I could not agree more! Avoid all Cliche restaurants unless you like mediocre food, poor service, and wasting $$. I usually cook a special dinner for my friends or man of the moment who never gets a home cooked meal!

kneejerk said...

spoken like people who couldn't get rez's or are just too lazy and settled into middle age...


oddlyme said...

Oh I feel so vindicated! I really don't want to do a huge night out - with everyone else's huge night out - it ends up pressured and icky.

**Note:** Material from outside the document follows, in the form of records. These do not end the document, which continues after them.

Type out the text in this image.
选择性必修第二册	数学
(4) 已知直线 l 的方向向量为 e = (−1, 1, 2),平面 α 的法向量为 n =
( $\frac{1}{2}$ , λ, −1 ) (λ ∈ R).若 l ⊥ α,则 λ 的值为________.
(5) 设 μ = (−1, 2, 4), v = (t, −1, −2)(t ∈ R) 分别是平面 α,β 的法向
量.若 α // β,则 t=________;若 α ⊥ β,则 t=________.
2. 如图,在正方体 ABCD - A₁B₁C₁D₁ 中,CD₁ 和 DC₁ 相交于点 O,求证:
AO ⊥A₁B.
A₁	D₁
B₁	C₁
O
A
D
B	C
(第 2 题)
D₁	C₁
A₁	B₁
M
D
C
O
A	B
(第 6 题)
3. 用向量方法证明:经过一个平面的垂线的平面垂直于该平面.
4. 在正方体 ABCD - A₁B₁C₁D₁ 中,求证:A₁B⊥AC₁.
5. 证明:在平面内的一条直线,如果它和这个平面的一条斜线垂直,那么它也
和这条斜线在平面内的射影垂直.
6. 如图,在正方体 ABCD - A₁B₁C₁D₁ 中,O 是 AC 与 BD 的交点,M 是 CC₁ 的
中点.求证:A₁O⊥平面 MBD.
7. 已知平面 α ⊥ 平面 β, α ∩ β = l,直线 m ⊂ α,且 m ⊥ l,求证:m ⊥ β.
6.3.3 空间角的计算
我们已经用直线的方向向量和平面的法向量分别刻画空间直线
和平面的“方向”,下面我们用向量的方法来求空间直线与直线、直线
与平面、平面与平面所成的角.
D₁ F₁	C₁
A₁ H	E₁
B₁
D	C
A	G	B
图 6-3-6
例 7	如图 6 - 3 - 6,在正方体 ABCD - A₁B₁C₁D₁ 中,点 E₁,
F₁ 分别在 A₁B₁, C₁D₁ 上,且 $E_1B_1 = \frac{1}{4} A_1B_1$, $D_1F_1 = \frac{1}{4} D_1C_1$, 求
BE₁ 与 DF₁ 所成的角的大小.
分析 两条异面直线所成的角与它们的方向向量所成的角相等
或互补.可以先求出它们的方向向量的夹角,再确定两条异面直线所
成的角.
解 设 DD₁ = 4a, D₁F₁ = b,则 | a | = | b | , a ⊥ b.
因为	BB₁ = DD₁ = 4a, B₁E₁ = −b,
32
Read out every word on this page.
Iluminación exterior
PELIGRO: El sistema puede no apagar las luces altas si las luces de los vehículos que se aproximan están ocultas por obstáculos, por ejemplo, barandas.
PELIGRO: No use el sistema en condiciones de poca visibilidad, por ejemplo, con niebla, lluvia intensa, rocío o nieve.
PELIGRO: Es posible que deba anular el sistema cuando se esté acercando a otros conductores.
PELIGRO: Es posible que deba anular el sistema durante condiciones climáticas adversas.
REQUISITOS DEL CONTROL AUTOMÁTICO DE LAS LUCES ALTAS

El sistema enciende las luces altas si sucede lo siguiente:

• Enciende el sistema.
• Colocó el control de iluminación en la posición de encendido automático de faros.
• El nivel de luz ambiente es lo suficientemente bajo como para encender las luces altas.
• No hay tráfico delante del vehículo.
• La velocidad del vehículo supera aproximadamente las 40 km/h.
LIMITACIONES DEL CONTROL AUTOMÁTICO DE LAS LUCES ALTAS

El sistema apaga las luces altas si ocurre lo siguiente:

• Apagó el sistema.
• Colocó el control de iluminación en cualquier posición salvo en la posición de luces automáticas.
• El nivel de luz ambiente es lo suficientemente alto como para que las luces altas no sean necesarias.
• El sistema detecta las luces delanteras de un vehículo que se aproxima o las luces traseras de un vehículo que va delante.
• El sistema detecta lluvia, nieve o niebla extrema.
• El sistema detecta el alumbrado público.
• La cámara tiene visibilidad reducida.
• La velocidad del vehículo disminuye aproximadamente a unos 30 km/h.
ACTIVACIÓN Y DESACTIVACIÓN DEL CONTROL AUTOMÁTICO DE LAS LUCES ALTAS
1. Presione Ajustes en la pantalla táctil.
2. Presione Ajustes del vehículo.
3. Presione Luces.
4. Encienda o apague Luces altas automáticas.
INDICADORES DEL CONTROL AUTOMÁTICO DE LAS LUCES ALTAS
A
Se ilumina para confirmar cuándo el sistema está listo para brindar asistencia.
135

Now you and Ed Levine of Serious Eats have addressed this very matter! Now I don't just feel sane, I feel a bit smug, to have two such minds on my side : )

We're going out for a quirky, quality happy hour and then simply home to relax!

Nina said...

Excellent recommendations, and I couldn't agree more about avoiding fancy restaurants on Valentine's Day-- or most holidays for that matter... usually harried, overpriced, and mediocre food. I made that costly mistake twice, and never will again.